I never really though of it like that, interesting. Over the past many years that functional commercial, government, and other types of satellites have been put into orbit, there has been a huge network of underutilized satellites. That is, in the sense that many operational satellites are backups or can handle additional traffic within their bandwidth. The multi-GHz bands (such as the high L-band and Ku-Band up through Ka-Band) are inundated with lots and lots of satellites. As companies change services, fold, get acquired, or sell or lease their satellites, services can be changed easily instead of launching new satellites. However, many of these satellites too, are going out of service for various reasons. Some were rendered useless the day they were launched, lending to the piles of useless stuff up there. I do not believe that creating a few large satellites to cover many services is a great idea. Of course, it depends on who is controlling the satellites, but my concern is the vulnerability of fewer satellites.
The COMSTAC report linked in this article is the GSO (Geosynchronous Orbit) Forecast. Useful and available GSO slots are a scarce resource. Of course the trend will be toward fewer, more capable geosynchronous satellites.
Meanwhile, the smaller and cheaper satellites continue to make sense for low earth orbit (LEO) missions.
Without this distinction, the article pretty much misses the entire point.
Most satellites are still simple "bent-pipe" kind, send data up in one frequency, translate, send it down in another frequency.
Boeing SDC (formerly Hughes Space and Comm) was (and probably still is) the leading company in DSP payloads and only one with the expertise to space qualify an IBM ASIC, but they have a broken business model and a hard time selling it to their customers. That and they have a very out-dated bus led to market deterioration over the years.
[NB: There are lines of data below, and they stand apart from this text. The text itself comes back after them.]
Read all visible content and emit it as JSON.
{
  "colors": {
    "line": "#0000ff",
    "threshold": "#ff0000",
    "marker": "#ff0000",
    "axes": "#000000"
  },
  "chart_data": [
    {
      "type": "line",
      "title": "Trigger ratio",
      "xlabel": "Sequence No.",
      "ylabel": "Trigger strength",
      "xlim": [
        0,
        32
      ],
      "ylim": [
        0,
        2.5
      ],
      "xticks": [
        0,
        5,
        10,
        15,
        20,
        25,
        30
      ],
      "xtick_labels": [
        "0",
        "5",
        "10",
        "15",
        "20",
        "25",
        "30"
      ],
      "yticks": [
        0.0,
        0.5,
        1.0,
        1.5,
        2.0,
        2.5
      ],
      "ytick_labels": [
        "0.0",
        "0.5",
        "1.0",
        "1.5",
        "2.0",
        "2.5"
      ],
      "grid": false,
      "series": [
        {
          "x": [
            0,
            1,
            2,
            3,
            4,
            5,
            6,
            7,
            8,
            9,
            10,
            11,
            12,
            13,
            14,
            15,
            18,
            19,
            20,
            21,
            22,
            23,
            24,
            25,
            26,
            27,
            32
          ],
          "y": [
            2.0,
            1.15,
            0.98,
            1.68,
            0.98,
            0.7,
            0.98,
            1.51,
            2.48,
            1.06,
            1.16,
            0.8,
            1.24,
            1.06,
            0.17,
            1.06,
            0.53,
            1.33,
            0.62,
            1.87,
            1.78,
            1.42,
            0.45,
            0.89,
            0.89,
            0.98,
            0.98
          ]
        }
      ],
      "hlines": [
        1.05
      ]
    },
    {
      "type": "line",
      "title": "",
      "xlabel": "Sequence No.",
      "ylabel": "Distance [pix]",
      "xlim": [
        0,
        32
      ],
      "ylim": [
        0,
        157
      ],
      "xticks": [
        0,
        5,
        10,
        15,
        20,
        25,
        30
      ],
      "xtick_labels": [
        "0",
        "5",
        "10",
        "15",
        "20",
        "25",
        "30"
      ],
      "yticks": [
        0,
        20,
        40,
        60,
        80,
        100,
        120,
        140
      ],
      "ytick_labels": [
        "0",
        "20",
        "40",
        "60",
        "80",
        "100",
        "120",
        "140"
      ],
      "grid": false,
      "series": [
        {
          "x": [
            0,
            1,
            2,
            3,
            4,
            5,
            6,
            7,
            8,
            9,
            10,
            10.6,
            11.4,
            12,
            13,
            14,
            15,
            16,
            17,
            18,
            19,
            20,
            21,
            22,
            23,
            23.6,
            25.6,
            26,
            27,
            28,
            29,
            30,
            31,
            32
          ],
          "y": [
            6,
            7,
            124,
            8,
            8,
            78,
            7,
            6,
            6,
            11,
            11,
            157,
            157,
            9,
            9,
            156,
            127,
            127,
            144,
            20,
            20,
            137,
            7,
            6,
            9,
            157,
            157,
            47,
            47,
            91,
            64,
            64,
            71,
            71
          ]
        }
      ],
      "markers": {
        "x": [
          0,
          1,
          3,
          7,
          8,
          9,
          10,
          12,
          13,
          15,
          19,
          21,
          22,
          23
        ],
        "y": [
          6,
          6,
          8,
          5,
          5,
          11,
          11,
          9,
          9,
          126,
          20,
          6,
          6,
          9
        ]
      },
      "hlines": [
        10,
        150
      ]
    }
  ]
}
That aside, bigger satellites are just like bigger processors: it will become prohibitively expensive to develop and produce at some point. DARPA has been funding research in microsats with absolutely no redundancy and minimal radiation shielding, so you can build a Beowulf cluster with graceful degradation and a giant transmission relay (like TDRSS)
How do you launch four-fifths of a satellite? Or do you launch a whole one and the four-fifths is the fraction of the debris that stay in orbit after a collision?
It's a small world and it smells funny; I'd buy another if it wasn't for the money; Take back what I paid (SoM)
The advanced FEC in DVB-S2 has now allowed satellite transponder users to get about 10-20% more data through the satellite at the same downlink signal-to-noise ratio.
Thus many folks who have previously used DVB-S QPSK modulation are now moving to DVB-S2 8PSK modulation while retaining the same size dishes.
Of course, the other way to go is stay DVB-S2 QPSK but use smaller dishes...
Either way, DVB-S2 is making satellite transponder use more efficient, so perhaps this is marginally reducing the need for more satellites. There is a very slow move from MPEG-2 to H.264 encoding for video traffic, which is also marginally reducing the need for more satellites (actually there are a number of full-transponder analog video feeds that have not even gone to MPEG-2, but they are getting rare).
The other big force is that fiber is dominating most point-to-point applications, and satellite is being left for point-to-multipoint communications (over 100 receive sites, for example).